With regard to the concept of “imputed” notice, there is authority that notice to an attorney, acquired during the existence of the attorney-client relationship, is imputed to the client. Allied Res. Corp. v. Mo-Vac Serv. Co., 871 S.W.2d 773, 778 (Tex.App.-Corpus Christi 1994, writ denied). Moreover, in the attorney-client context, the “[m]eans of knowledge with the duty of using them are in equity equivalent to knowledge itself.” Id. (quoting Champlin Oil & Ref. Co. v. Chastain, 403 S.W.2d 376, 388 (Tex.1965)). However, appellees have not cited any cases supporting the proposition that notice of a sanction proceeding may be imputed to co-counsel. Moreover, even if such cases were to exist, it is doubtful that any such “imputed” notice would satisfy the requirements of due process. See Bennett, 960 S.W.2d at 40.

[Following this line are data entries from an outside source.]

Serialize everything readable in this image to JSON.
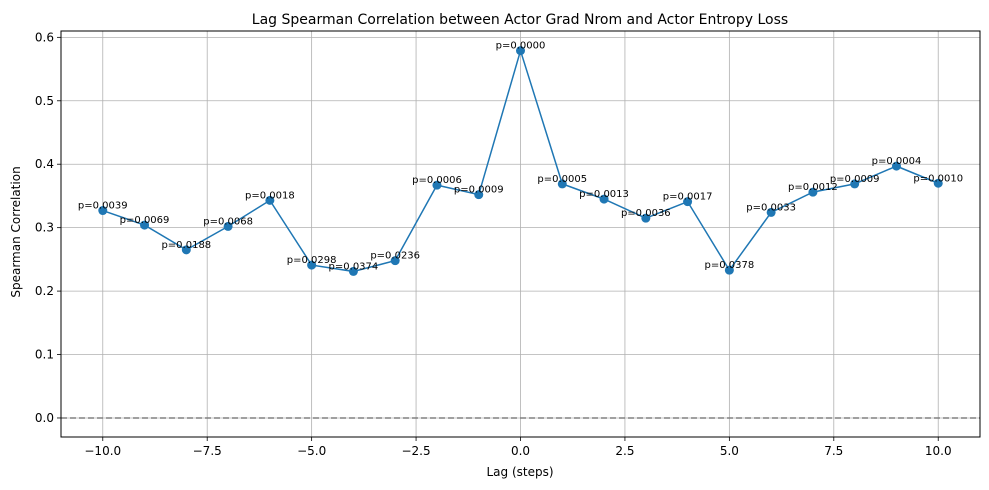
{
  "chart_data": {
    "type": "line",
    "title": "Lag Spearman Correlation between Actor Grad Nrom and Actor Entropy Loss",
    "xlabel": "Lag (steps)",
    "ylabel": "Spearman Correlation",
    "xlim": [
      -11,
      11
    ],
    "ylim": [
      -0.03,
      0.61
    ],
    "xticks": [
      -10.0,
      -7.5,
      -5.0,
      -2.5,
      0.0,
      2.5,
      5.0,
      7.5,
      10.0
    ],
    "xtick_labels": [
      "−10.0",
      "−7.5",
      "−5.0",
      "−2.5",
      "0.0",
      "2.5",
      "5.0",
      "7.5",
      "10.0"
    ],
    "yticks": [
      0.0,
      0.1,
      0.2,
      0.3,
      0.4,
      0.5,
      0.6
    ],
    "ytick_labels": [
      "0.0",
      "0.1",
      "0.2",
      "0.3",
      "0.4",
      "0.5",
      "0.6"
    ],
    "grid": true,
    "reference_line": {
      "y": 0,
      "style": "dashed",
      "color": "#808080"
    },
    "line_color": "#1f77b4",
    "x": [
      -10,
      -9,
      -8,
      -7,
      -6,
      -5,
      -4,
      -3,
      -2,
      -1,
      0,
      1,
      2,
      3,
      4,
      5,
      6,
      7,
      8,
      9,
      10
    ],
    "y": [
      0.327,
      0.304,
      0.265,
      0.302,
      0.343,
      0.241,
      0.231,
      0.248,
      0.367,
      0.352,
      0.579,
      0.369,
      0.345,
      0.315,
      0.341,
      0.233,
      0.324,
      0.356,
      0.369,
      0.397,
      0.37
    ],
    "annotations": [
      "p=0.0039",
      "p=0.0069",
      "p=0.0188",
      "p=0.0068",
      "p=0.0018",
      "p=0.0298",
      "p=0.0374",
      "p=0.0236",
      "p=0.0006",
      "p=0.0009",
      "p=0.0000",
      "p=0.0005",
      "p=0.0013",
      "p=0.0036",
      "p=0.0017",
      "p=0.0378",
      "p=0.0033",
      "p=0.0012",
      "p=0.0009",
      "p=0.0004",
      "p=0.0010"
    ]
  }
}
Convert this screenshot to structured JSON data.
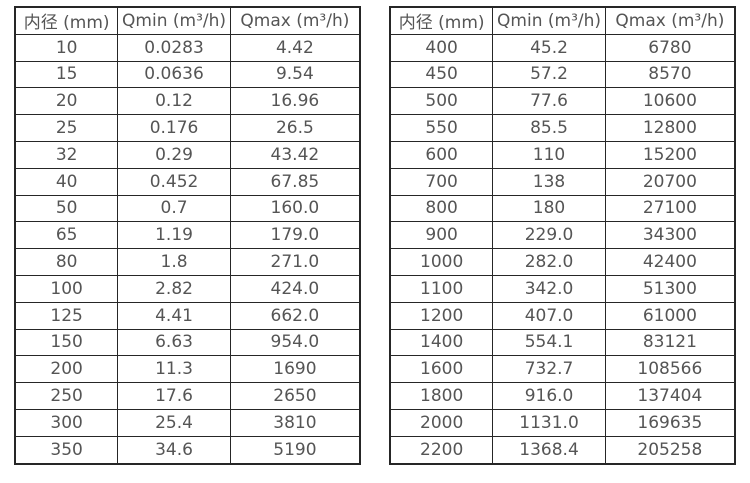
{
  "colors": {
    "background": "#ffffff",
    "text": "#555555",
    "border": "#262626"
  },
  "tables": [
    {
      "name": "diameter-flow-table-small",
      "headers": [
        "内径 (mm)",
        "Qmin (m³/h)",
        "Qmax (m³/h)"
      ],
      "rows": [
        [
          "10",
          "0.0283",
          "4.42"
        ],
        [
          "15",
          "0.0636",
          "9.54"
        ],
        [
          "20",
          "0.12",
          "16.96"
        ],
        [
          "25",
          "0.176",
          "26.5"
        ],
        [
          "32",
          "0.29",
          "43.42"
        ],
        [
          "40",
          "0.452",
          "67.85"
        ],
        [
          "50",
          "0.7",
          "160.0"
        ],
        [
          "65",
          "1.19",
          "179.0"
        ],
        [
          "80",
          "1.8",
          "271.0"
        ],
        [
          "100",
          "2.82",
          "424.0"
        ],
        [
          "125",
          "4.41",
          "662.0"
        ],
        [
          "150",
          "6.63",
          "954.0"
        ],
        [
          "200",
          "11.3",
          "1690"
        ],
        [
          "250",
          "17.6",
          "2650"
        ],
        [
          "300",
          "25.4",
          "3810"
        ],
        [
          "350",
          "34.6",
          "5190"
        ]
      ]
    },
    {
      "name": "diameter-flow-table-large",
      "headers": [
        "内径 (mm)",
        "Qmin (m³/h)",
        "Qmax (m³/h)"
      ],
      "rows": [
        [
          "400",
          "45.2",
          "6780"
        ],
        [
          "450",
          "57.2",
          "8570"
        ],
        [
          "500",
          "77.6",
          "10600"
        ],
        [
          "550",
          "85.5",
          "12800"
        ],
        [
          "600",
          "110",
          "15200"
        ],
        [
          "700",
          "138",
          "20700"
        ],
        [
          "800",
          "180",
          "27100"
        ],
        [
          "900",
          "229.0",
          "34300"
        ],
        [
          "1000",
          "282.0",
          "42400"
        ],
        [
          "1100",
          "342.0",
          "51300"
        ],
        [
          "1200",
          "407.0",
          "61000"
        ],
        [
          "1400",
          "554.1",
          "83121"
        ],
        [
          "1600",
          "732.7",
          "108566"
        ],
        [
          "1800",
          "916.0",
          "137404"
        ],
        [
          "2000",
          "1131.0",
          "169635"
        ],
        [
          "2200",
          "1368.4",
          "205258"
        ]
      ]
    }
  ]
}
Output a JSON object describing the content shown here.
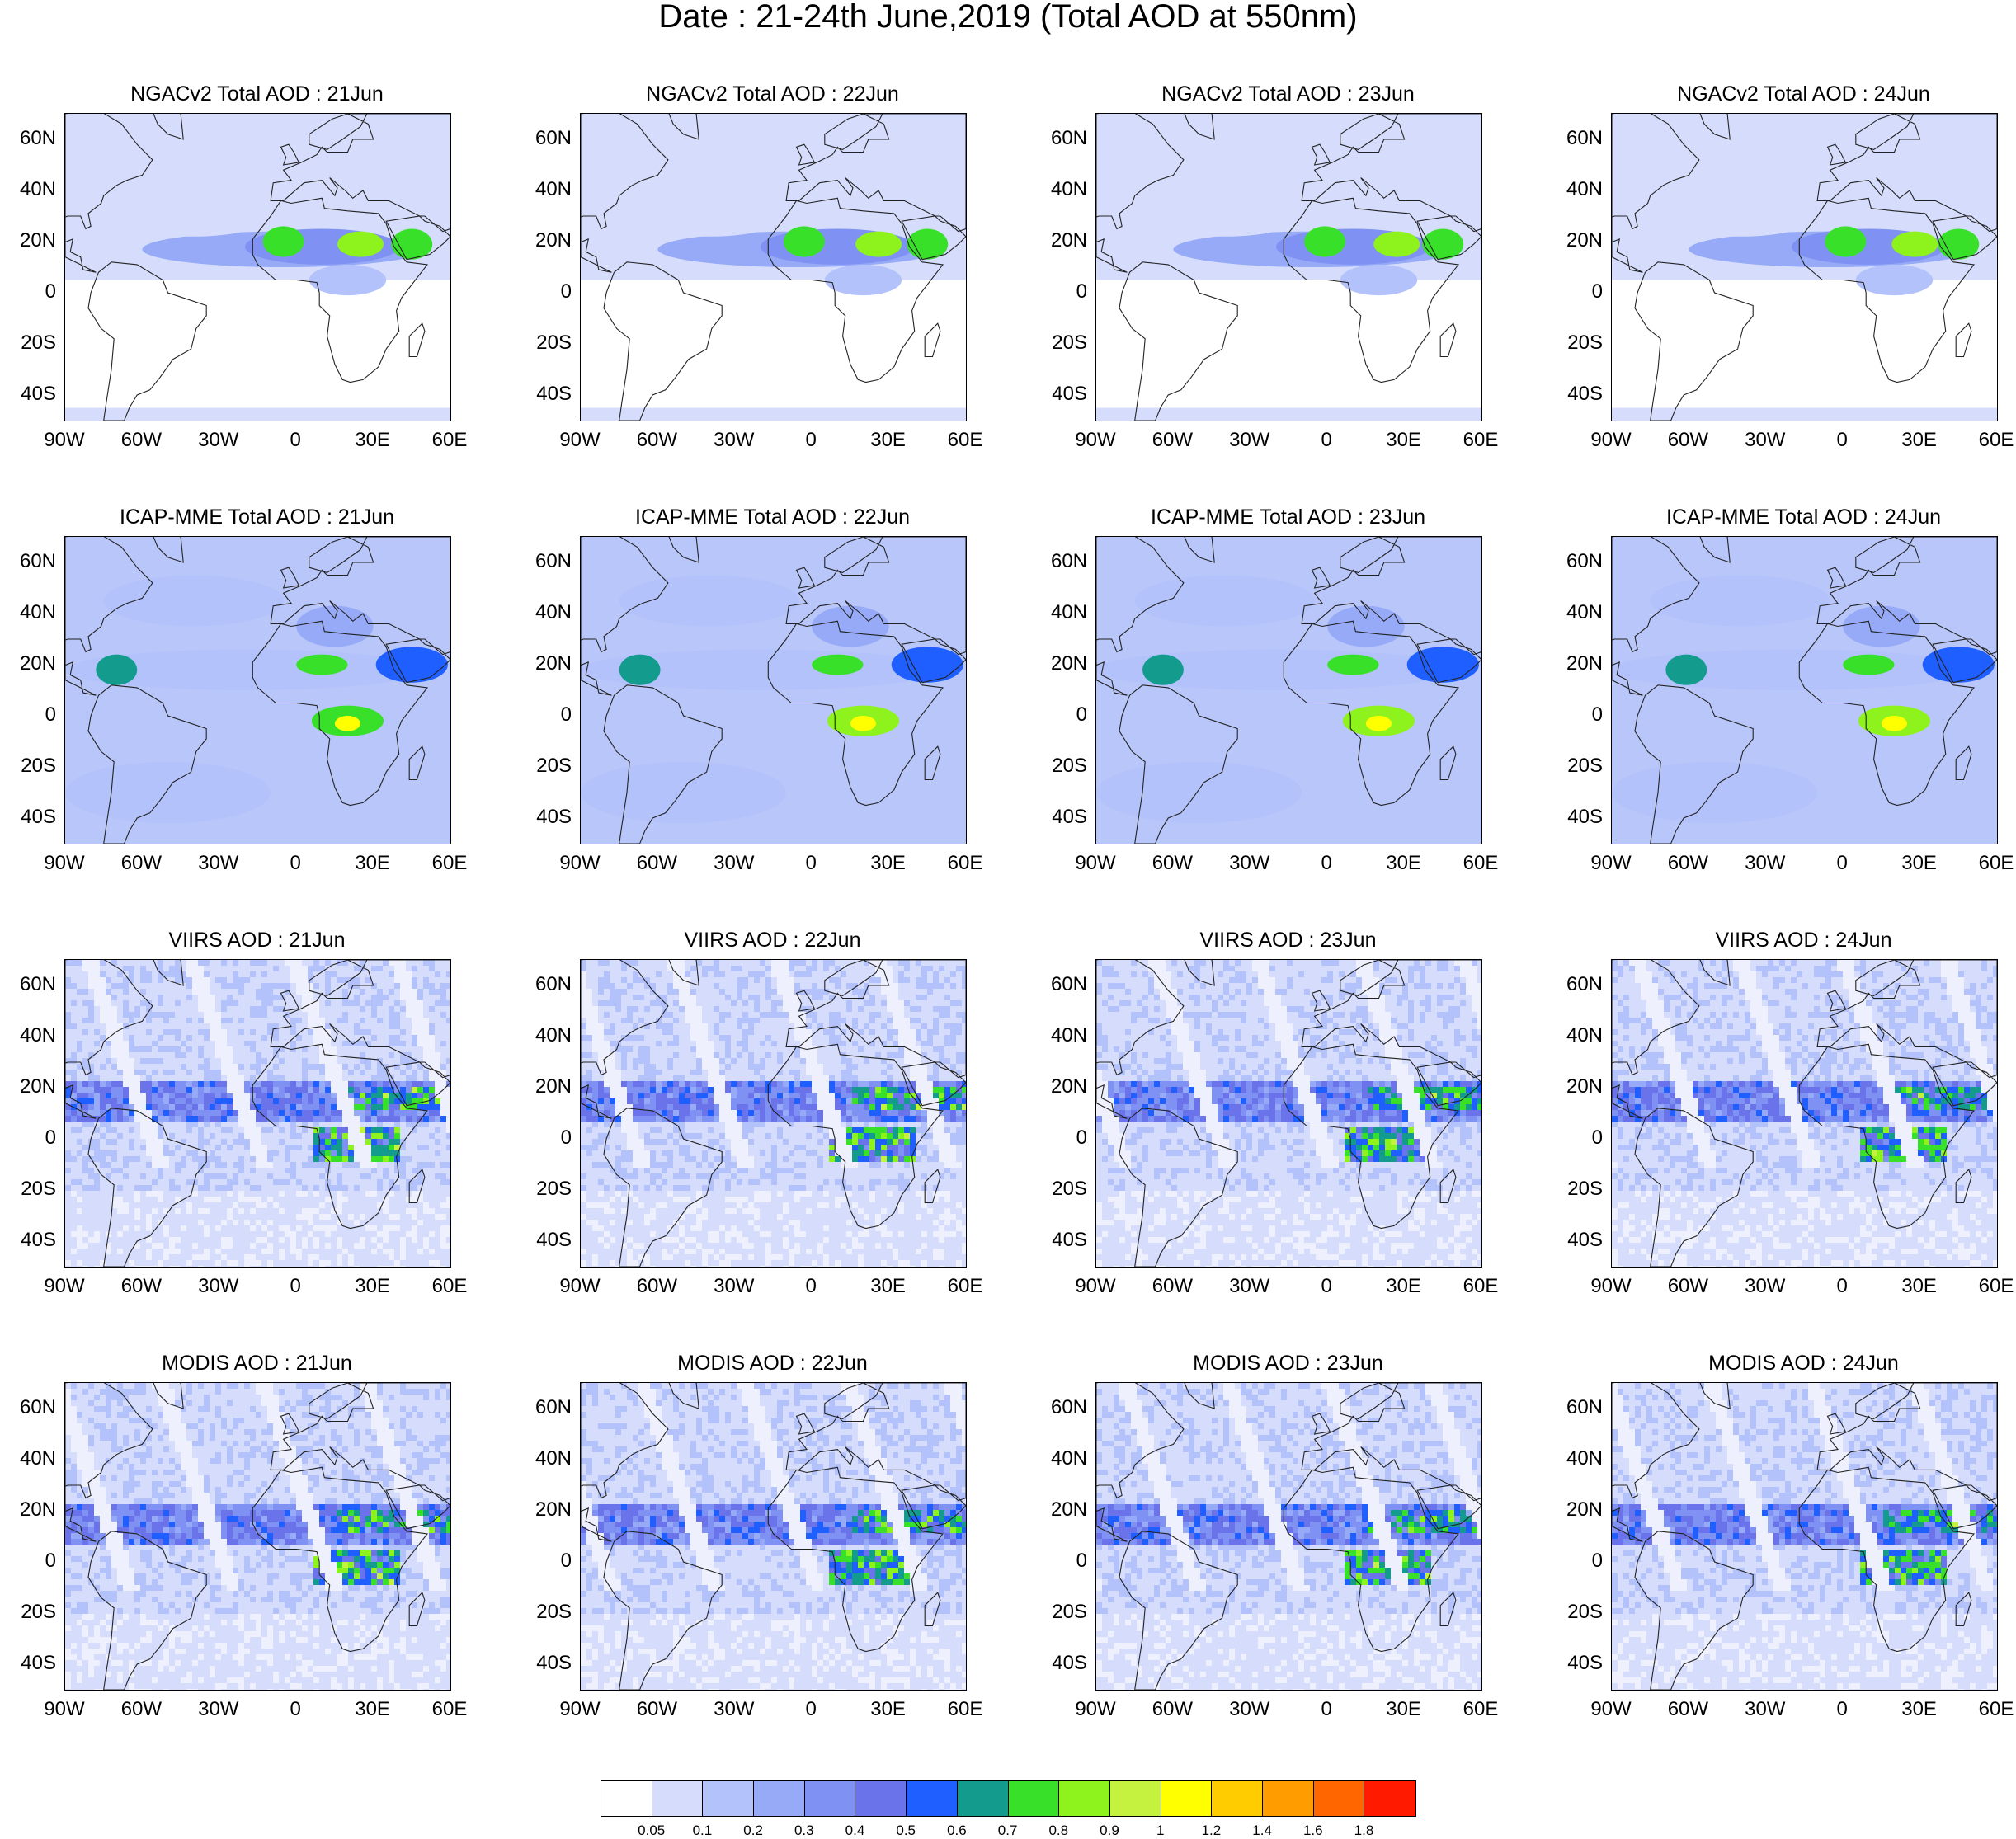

Based upon the record before this Court, we conclude that Mills failed to receive notice and hearing before sanctions were imposed against him. We therefore sustain appellants’ first and second issues. We reverse the trial court’s order sanctioning Mills for $6,000.00, and further reverse the order awarding attorney’s fees of $1,575.00 because the fees were assessed, at least in part, against attorney Mills. These sanctions are reversed and remanded to the trial court for an evidentiary hearing following proper notice. See Aldine Indep. Sch. Dist. v. Baty, 946 S.W.2d 851, 853 (Tex.App.-Houston [14th Dist.] 1997, no writ) (concerning sanctions imposed under Tex.R.Civ.P. 13). Given our disposition of these issues, we need not address appellants’ remaining points on appeal. Tex.R.App.P. 47.1.
*147On April 10, 2001, appellants filed a “motion regarding appellees’ references in their brief to matters outside the record,” which we ordered carried with the case. We now deny that motion.
The order of the trial court imposing sanctions is reversed and remanded for further proceedings consistent with this opinion.